Johnston was elected speaker of the senate, and on the resignation of Governor Shunk on July 9th, 1848, became gov- ernor. He was not sworn in until July 26th, 1848, there being in interregnum in the meantime. The controlling power in politics in the state was the Portage railroad and the Canal system and the elevation of Johnston to the gubernatorial chair, of course, changed the politics and personnel of the management of these public improvements and made possible the election of Johnston as governor, and of the Whig electoral ticket in the fall of 1848. The change in the electoral ticket of Pennsylvania, brought about by the chain of events narrated above, beginning at Ebensburg, was sufficient to elect Zachary Taylor president of the United States instead of Lewis Cass. Taylor had 163 electoral votes and Cass 127. Pennsylvania had 26 electors and had they voted for Cass instead of Taylor, the former would have had a majority of 16.

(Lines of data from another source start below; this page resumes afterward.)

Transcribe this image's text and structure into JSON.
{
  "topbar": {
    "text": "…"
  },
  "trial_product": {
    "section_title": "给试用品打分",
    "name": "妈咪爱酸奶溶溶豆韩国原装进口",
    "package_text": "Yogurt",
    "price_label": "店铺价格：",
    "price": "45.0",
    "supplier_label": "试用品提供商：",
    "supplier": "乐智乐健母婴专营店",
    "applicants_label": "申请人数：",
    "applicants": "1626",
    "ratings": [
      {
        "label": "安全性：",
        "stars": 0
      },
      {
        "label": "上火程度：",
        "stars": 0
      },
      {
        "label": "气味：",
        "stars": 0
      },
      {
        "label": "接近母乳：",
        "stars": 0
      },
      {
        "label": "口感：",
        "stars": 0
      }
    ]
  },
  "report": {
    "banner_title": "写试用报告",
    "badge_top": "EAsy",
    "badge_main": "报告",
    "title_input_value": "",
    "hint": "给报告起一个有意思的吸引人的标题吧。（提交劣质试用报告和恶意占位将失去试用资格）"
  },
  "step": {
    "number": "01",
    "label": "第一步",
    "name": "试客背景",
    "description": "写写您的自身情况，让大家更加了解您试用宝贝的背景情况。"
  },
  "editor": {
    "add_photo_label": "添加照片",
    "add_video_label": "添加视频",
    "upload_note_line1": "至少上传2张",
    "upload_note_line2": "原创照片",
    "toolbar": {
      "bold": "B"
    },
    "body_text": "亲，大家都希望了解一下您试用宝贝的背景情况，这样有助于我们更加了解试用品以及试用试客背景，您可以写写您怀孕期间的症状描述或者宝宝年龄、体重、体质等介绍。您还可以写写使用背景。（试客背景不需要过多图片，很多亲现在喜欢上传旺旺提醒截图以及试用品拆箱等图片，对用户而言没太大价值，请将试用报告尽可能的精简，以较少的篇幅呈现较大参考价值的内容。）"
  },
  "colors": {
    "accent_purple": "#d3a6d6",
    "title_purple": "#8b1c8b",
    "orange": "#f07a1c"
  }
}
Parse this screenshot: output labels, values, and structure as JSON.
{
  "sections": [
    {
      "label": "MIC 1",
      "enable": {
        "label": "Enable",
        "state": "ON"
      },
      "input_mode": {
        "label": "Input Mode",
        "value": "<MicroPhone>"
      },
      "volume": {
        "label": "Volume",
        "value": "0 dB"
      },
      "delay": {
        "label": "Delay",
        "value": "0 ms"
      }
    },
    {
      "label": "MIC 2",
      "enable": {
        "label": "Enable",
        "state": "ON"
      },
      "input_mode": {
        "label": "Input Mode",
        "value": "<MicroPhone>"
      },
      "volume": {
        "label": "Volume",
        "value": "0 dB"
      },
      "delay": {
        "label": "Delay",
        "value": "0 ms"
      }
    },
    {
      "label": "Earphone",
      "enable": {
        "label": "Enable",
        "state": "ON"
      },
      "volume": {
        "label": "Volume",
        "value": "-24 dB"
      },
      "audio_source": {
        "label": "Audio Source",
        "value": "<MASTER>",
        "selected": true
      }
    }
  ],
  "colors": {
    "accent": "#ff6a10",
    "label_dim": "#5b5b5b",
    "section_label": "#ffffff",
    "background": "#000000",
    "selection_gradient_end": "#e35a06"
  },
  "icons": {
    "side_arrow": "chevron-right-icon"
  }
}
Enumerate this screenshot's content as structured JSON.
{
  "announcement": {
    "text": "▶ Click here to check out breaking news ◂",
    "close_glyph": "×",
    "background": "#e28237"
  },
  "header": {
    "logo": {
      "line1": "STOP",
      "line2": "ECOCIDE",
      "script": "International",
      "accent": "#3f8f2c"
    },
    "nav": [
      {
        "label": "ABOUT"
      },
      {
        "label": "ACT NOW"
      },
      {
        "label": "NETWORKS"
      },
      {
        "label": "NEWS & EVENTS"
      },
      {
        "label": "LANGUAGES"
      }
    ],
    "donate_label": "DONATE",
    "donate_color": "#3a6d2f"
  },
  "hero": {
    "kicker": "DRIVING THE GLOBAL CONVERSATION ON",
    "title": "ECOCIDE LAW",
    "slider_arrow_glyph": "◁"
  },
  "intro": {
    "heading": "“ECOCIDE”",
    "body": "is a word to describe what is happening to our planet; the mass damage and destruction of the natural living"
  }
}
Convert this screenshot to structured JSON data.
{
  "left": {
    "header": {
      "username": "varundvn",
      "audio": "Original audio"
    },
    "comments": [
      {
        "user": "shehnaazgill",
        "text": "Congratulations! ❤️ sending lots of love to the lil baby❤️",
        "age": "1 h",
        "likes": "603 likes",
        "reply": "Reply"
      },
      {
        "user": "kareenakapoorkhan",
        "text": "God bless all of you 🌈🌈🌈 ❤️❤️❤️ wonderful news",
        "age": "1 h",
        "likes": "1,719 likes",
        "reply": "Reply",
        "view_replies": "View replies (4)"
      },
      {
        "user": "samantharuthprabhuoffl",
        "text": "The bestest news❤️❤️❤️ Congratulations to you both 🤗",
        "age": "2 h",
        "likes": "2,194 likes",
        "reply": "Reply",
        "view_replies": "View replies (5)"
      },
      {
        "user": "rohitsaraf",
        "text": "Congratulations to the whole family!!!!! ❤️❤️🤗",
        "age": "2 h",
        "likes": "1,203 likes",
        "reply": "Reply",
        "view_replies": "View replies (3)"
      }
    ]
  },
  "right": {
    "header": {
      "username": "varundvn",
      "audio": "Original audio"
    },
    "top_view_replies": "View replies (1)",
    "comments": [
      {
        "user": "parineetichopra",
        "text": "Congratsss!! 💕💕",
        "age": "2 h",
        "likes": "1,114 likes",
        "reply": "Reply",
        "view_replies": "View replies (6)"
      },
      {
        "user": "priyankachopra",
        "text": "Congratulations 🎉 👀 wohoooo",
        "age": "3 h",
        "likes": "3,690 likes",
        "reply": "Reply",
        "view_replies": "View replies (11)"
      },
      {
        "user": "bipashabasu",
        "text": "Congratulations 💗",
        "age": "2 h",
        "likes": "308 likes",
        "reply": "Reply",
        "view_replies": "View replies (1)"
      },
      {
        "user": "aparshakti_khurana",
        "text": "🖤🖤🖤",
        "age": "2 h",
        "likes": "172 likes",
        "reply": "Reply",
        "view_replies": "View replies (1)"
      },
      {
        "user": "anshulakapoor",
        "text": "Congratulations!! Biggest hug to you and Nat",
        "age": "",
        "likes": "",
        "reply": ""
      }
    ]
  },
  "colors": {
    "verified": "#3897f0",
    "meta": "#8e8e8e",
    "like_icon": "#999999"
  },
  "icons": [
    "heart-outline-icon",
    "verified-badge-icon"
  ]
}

In view of the fact that Judge Jeremiah Sullivan Black was the most eminent and distinguished member of the Cambria county bar, and that he was a native of Somerset county, born two years after Cambria was organized, we give his judgment on the right of expatriation, which is the foundation of our laws of naturalization of citizens.
President Buchanan requested the opinion which Judge Black gave as his attorney general, and for purity of diction, soundness of legal principles and strength of character it has no superior.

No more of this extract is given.